FOR the BJP, the results brought new confidence after the reverses in Guja-rat, where its government was toppled by a rebel, and Rajasthan, where dissident activity brought fresh worries. Coupled with good results in the Punjab assembly polls and the recent byelections where the party wrested seats like Chhindwara in Madhya Pradesh, the party has reason to be ecstatic. Says a BJP office-bearer in Delhi: "Coming on top of the byelection victories, these results have proved that we have taken over the mantle of the single strongest party in the country from the Congress." In Maharashtra the BJP has gained an edge by capturing Nagpur, where it fought alone and by advancing its seat tally in Mumbai from 14 to 26. "There is a revival of hope, a fresh confidence in our workers after Punjab, the by-polls and now the civic victories. There is usually an antiestablishment vote, after one or two years in government, but in Delhi and Maharashtra it has been positive. It looks like Maharashtra is going to be a West Bengal," says Kirit Somaiya, Mumbai BJP president.

In Delhi, the BJP re-emphasised its primacy winning 80 of the 133 wards for which results were declared in the civic polls(repoll has been ordered in one ward). The Congress was a poor second with 36 and independents won 12 seats (mainly Congress rebels). The Janata Dal won five wards. The BJP cited only two counts on which the party was worried. The effect of the anti-incumbency factor and BJP rebels. Both factors did come into play, but not to the extent that the BJP had feared. Said a beaming Sahib Singh Varma, chief minister of Delhi: "The results prove that the people continue to support our policies and programmes. The Congress managed to win only where their candidates had a good image; the tag of being a Congress candidate no longer commands support." The BJP has also shown that its strong performance in Delhi in the parliamentary and assembly polls was no fluke. At the local level in Delhi, the BJP retained its overwhelming superiority in the Sardar Bazar, Chandni Chowk and South Delhi areas dominated by merchants, traders and the middle class, apart from a sizeable cluster of jhuggi jhopri cluster voters. But the BJP seems to have slipped in East Delhi as well as in Outer Delhi which includes the assembly seat of the chief minister. These are the areas where the BJP had made major gains at the expense of the Congress in the last assembly elections.

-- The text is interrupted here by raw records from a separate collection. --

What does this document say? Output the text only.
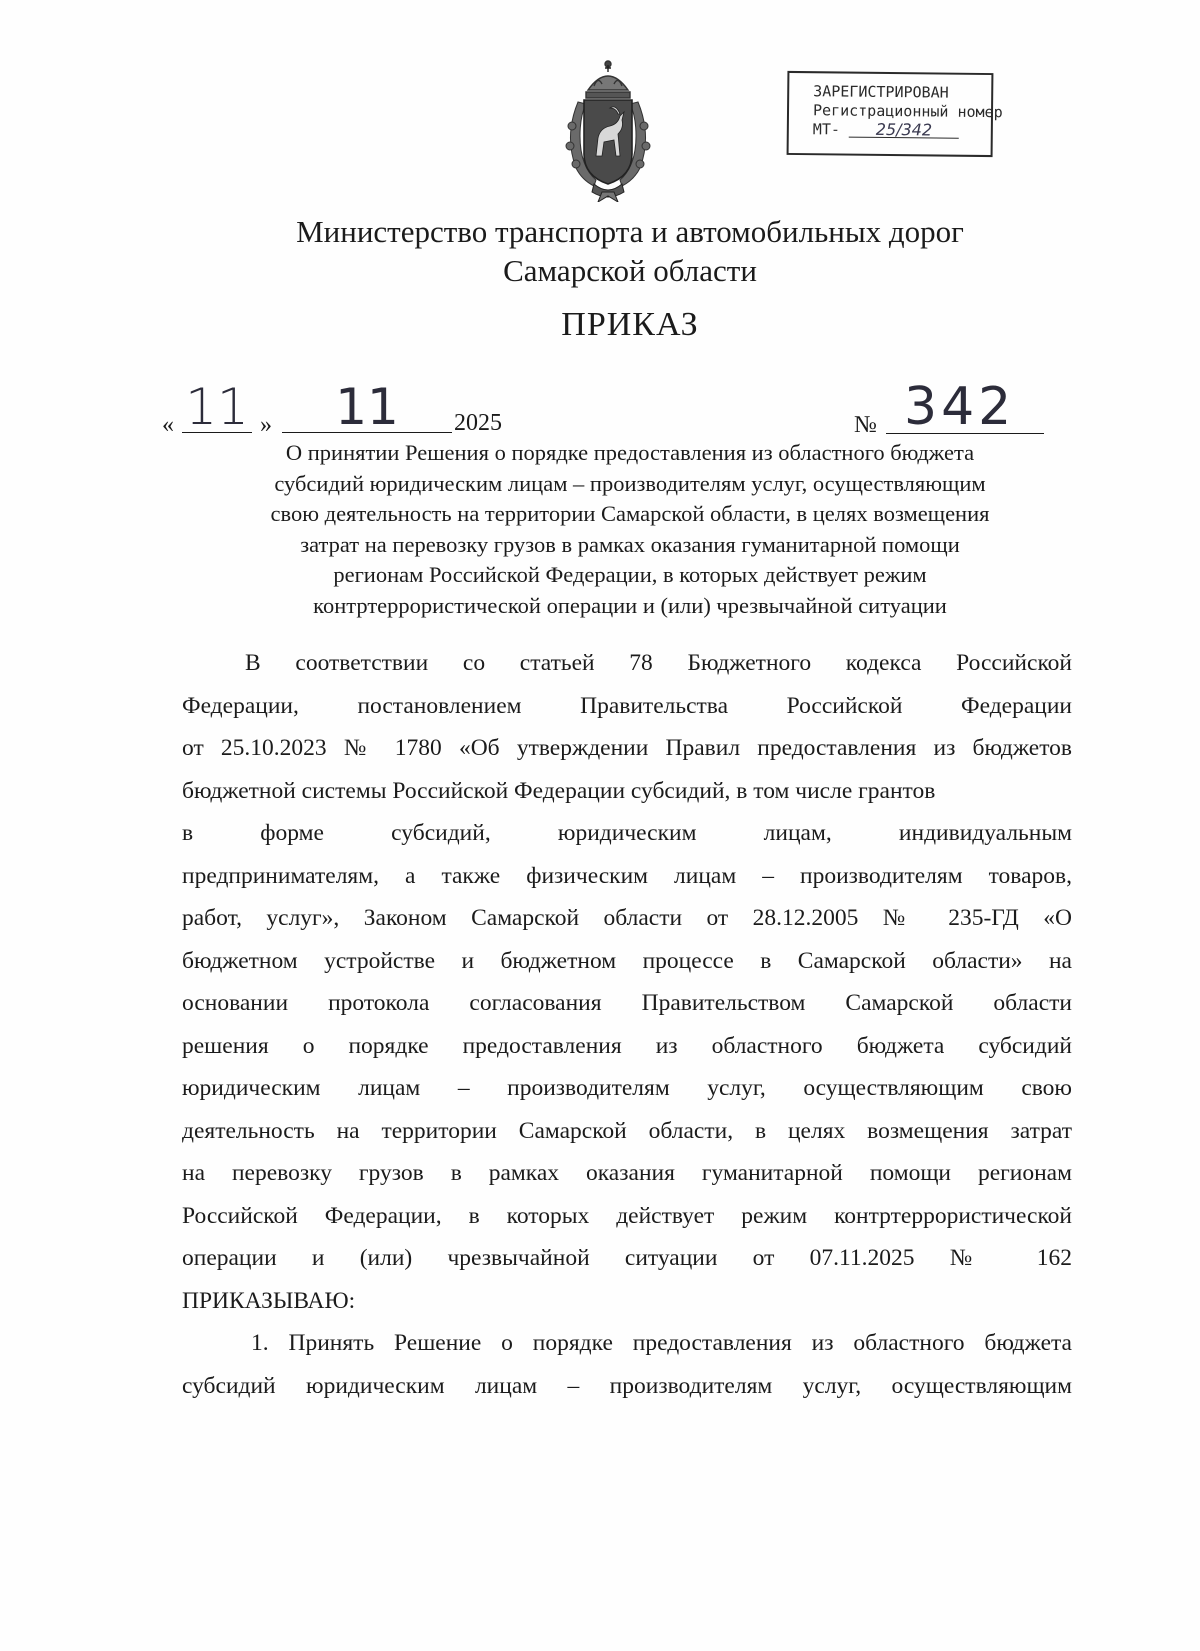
ЗАРЕГИСТРИРОВАН
Регистрационный номер
МТ- 25/342
Министерство транспорта и автомобильных дорог
Самарской области
ПРИКАЗ
« 11 »	11	2025	№ 342
О принятии Решения о порядке предоставления из областного бюджета
субсидий юридическим лицам – производителям услуг, осуществляющим
свою деятельность на территории Самарской области, в целях возмещения
затрат на перевозку грузов в рамках оказания гуманитарной помощи
регионам Российской Федерации, в которых действует режим
контртеррористической операции и (или) чрезвычайной ситуации
В соответствии со статьей 78 Бюджетного кодекса Российской
Федерации, постановлением Правительства Российской Федерации
от 25.10.2023 № 1780 «Об утверждении Правил предоставления из бюджетов
бюджетной системы Российской Федерации субсидий, в том числе грантов
в форме субсидий, юридическим лицам, индивидуальным
предпринимателям, а также физическим лицам – производителям товаров,
работ, услуг», Законом Самарской области от 28.12.2005 № 235-ГД «О
бюджетном устройстве и бюджетном процессе в Самарской области» на
основании протокола согласования Правительством Самарской области
решения о порядке предоставления из областного бюджета субсидий
юридическим лицам – производителям услуг, осуществляющим свою
деятельность на территории Самарской области, в целях возмещения затрат
на перевозку грузов в рамках оказания гуманитарной помощи регионам
Российской Федерации, в которых действует режим контртеррористической
операции и (или) чрезвычайной ситуации от 07.11.2025 № 162
ПРИКАЗЫВАЮ:
1. Принять Решение о порядке предоставления из областного бюджета
субсидий юридическим лицам – производителям услуг, осуществляющим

The disarray of the Congress at the national level found a resonance in its performance in the Delhi municipal polls. Wracked by dissidence and rebels who even pushed the party's official candidates to third positions in some wards, the Congress seems to have accepted that a lot of soul-searching will be needed to try and reverse this trend. In fact, of the now ousted Delhi Pradesh Congress Committee, only former MP from Outer Delhi, Sajjan Kumar, was upbeat about party prospects. This is thanks mainly to the BJP's less than impressive showing in the Outer Delhi wards. The Janata Dal has also proved to be a thorn in the side of the Congress as it has weaned away a significant chunk of the minority and slum votes from the party.

The only bit of good news for Deep Chand Bandhu, who headed the Delhi Pradesh Committee, during the polls, was that like in Outer Delhi, the BJP juggernaut did stutter a bit in East Delhi. It is here that Bandhu has been trying to take over the mantle of former Union minister H.K.L. Bhagat, though with little success. But Bandhu was seen as a Narasimha Rao loyalist and lost his job even before the pressure for his dismissal picked up, following the poll debacle.